The sirloin region includes top sirloin steaks, sirloin steaks, top sirloin butt roasts, Santa Maria roasts, and pin-bone steaks. These cuts can be broiled, baked, or grilled.
The bottom sirloin contains bottom sirloin steaks and tri-tip roasts. How they are best cooked depends largely on the quality of the animal.
This section includes round steaks, top round steaks, tip steaks, tip roasts, rump roasts, top round roasts, bottom round roasts, and eye of round roasts. These cuts can be braised, panfried, or baked.
Foreshank cross cuts should be cooked in liquid or braised.
The brisket includes boneless briskets, flat briskets, and corned briskets. These should be cooked in liquids or slow cooked with a sauce.
The plate includes the skirt steaks, hanger steaks, fajita meat, and butcher's steaks. Cook these in liquid or braise for best results.
The flank includes flank steaks, scored flank steaks, beef bacon, and rolled flank steaks. These cuts usually have little marbling, so they’re often fairly tough. Most should be braised, but those from a high-quality animal can be broiled.
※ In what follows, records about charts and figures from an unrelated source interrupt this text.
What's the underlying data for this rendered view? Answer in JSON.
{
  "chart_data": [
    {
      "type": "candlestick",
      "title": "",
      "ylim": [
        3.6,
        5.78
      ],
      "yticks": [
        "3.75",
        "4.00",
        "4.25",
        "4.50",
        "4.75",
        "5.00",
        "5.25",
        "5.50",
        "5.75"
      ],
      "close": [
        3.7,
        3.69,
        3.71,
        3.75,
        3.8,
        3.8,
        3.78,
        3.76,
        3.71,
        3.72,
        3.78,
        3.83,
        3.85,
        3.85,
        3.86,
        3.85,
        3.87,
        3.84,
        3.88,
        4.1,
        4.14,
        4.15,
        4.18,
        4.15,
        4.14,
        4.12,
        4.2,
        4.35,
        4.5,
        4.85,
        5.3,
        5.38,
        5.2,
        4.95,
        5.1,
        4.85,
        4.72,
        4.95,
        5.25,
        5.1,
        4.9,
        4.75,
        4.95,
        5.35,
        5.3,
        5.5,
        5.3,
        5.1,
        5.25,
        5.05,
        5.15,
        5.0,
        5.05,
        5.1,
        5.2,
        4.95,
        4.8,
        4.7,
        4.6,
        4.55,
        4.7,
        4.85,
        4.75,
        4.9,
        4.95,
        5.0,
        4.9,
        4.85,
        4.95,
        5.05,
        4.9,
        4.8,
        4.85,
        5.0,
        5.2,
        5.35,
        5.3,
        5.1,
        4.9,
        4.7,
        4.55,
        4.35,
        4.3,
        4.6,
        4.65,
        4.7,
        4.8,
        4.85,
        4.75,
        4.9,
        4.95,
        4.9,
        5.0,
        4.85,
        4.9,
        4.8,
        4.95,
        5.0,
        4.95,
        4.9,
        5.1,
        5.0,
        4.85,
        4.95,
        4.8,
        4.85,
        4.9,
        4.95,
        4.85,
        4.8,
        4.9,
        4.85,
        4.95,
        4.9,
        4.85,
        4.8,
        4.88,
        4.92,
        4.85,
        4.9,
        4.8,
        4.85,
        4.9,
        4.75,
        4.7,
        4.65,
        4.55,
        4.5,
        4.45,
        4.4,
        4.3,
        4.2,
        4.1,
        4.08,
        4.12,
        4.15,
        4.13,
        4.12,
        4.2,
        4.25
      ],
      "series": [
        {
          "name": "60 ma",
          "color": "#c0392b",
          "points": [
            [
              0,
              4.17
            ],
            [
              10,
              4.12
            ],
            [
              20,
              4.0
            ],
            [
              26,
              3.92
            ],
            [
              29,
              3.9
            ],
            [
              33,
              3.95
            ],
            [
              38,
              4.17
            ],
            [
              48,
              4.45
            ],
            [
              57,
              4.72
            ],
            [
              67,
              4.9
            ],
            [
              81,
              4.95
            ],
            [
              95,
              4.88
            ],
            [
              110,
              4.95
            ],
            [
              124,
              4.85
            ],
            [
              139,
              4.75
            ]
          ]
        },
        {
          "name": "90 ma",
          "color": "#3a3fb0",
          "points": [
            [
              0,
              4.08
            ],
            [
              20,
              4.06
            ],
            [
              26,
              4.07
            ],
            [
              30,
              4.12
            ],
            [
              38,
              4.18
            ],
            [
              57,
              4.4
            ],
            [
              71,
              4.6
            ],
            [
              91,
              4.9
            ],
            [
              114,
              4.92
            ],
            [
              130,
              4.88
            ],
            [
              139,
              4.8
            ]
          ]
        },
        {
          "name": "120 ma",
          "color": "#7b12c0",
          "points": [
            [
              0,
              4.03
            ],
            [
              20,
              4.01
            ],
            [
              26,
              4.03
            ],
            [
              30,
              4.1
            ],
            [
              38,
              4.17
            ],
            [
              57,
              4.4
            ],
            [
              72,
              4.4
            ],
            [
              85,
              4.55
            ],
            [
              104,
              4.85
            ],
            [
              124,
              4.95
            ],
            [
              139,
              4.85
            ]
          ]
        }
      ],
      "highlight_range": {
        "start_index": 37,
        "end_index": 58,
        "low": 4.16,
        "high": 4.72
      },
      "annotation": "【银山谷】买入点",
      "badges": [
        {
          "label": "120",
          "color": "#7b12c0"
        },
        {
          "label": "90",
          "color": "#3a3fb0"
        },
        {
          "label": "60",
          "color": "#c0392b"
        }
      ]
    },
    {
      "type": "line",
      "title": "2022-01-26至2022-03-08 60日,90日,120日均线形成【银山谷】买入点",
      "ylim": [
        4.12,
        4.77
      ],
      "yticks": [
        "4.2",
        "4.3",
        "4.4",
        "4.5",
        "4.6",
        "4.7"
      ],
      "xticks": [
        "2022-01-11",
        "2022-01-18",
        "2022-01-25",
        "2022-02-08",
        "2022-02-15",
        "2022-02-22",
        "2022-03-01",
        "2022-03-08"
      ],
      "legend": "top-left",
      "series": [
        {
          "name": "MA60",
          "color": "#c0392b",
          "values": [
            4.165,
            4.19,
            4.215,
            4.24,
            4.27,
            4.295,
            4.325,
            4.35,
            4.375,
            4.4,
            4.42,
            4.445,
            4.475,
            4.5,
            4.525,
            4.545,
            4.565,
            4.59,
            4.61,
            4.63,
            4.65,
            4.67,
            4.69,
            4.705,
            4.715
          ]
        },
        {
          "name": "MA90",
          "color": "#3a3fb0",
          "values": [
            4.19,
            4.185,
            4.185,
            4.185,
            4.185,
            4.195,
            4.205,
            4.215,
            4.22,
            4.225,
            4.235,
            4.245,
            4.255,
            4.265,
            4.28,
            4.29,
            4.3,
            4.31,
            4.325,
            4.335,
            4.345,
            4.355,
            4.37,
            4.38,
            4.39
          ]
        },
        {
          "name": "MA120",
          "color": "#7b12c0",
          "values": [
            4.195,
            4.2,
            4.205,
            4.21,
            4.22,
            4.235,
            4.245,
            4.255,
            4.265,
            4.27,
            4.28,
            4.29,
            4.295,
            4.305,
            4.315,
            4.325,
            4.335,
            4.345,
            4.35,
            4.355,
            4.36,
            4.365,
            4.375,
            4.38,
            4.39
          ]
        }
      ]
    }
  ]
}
Stew beef, all meat stew, and ground beef
Stew beef, all meat stew, and ground beef might come from any part of the cow. They’re generally made up of “scraps” left over from other cuts. Even meat labeled as “ground round” and “ground chuck” might not come solely from those parts of the animal. To be sure of what you’re actually getting, buy a specific cut and have the butcher grind it for you, or grind it yourself at home.
How to Select Beef
Most people purchase their beef from a grocery store or from a meat market. The grading system does a great job of doing much of the work for you, but it’s not infallible.
Be sure to check the expiration date on the meat package.
Examine the meat’s texture. It should be fine grained. Large, course grains usually indicate an older animal.
Press the meat through the package with your forefinger. Most cuts of beef should be firm.
The color of the meat should be light red – not deep red.
Look for marbling. The more fat the muscle has, the more tender and juicy the meat will be.
Instead of buying meat from a store or market, you can buy a steer from a local farmer and have it cut and wrapped at a slaughterhouse. If you don’t have room for a whole steer, you might half one with a friend or relative.
For video tutorials on choosing steaks and ground beef, watch the following:
How to Store Different Cuts of Beef
Once you purchase beef, get it in your refrigerator as soon as possible. Different cuts of beef will vary when it comes to safe refrigeration time. Generally speaking, steaks and roasts will keep for 3-4 days in the fridge. Stew beef will keep for 2-3 days, and ground beef should be used within 1-2 days.
If you want to keep your beef for longer periods of time, freeze it. First make sure the beef has not been previously frozen. If you’ve purchased large amounts of meat, separate it into meal-size portions and seal in plastic, removing as much air as possible. Whether you’re re-packaging your beef or storing it in its original package, overwrap it with aluminum foil or butcher paper to help reduce freezer burn. Steaks, roasts, and stew beef will keep for 6-12 months in the freezer, and ground beef will be good for 3-4 months. Keep this information in mind when storing different cuts of beef in the freezer.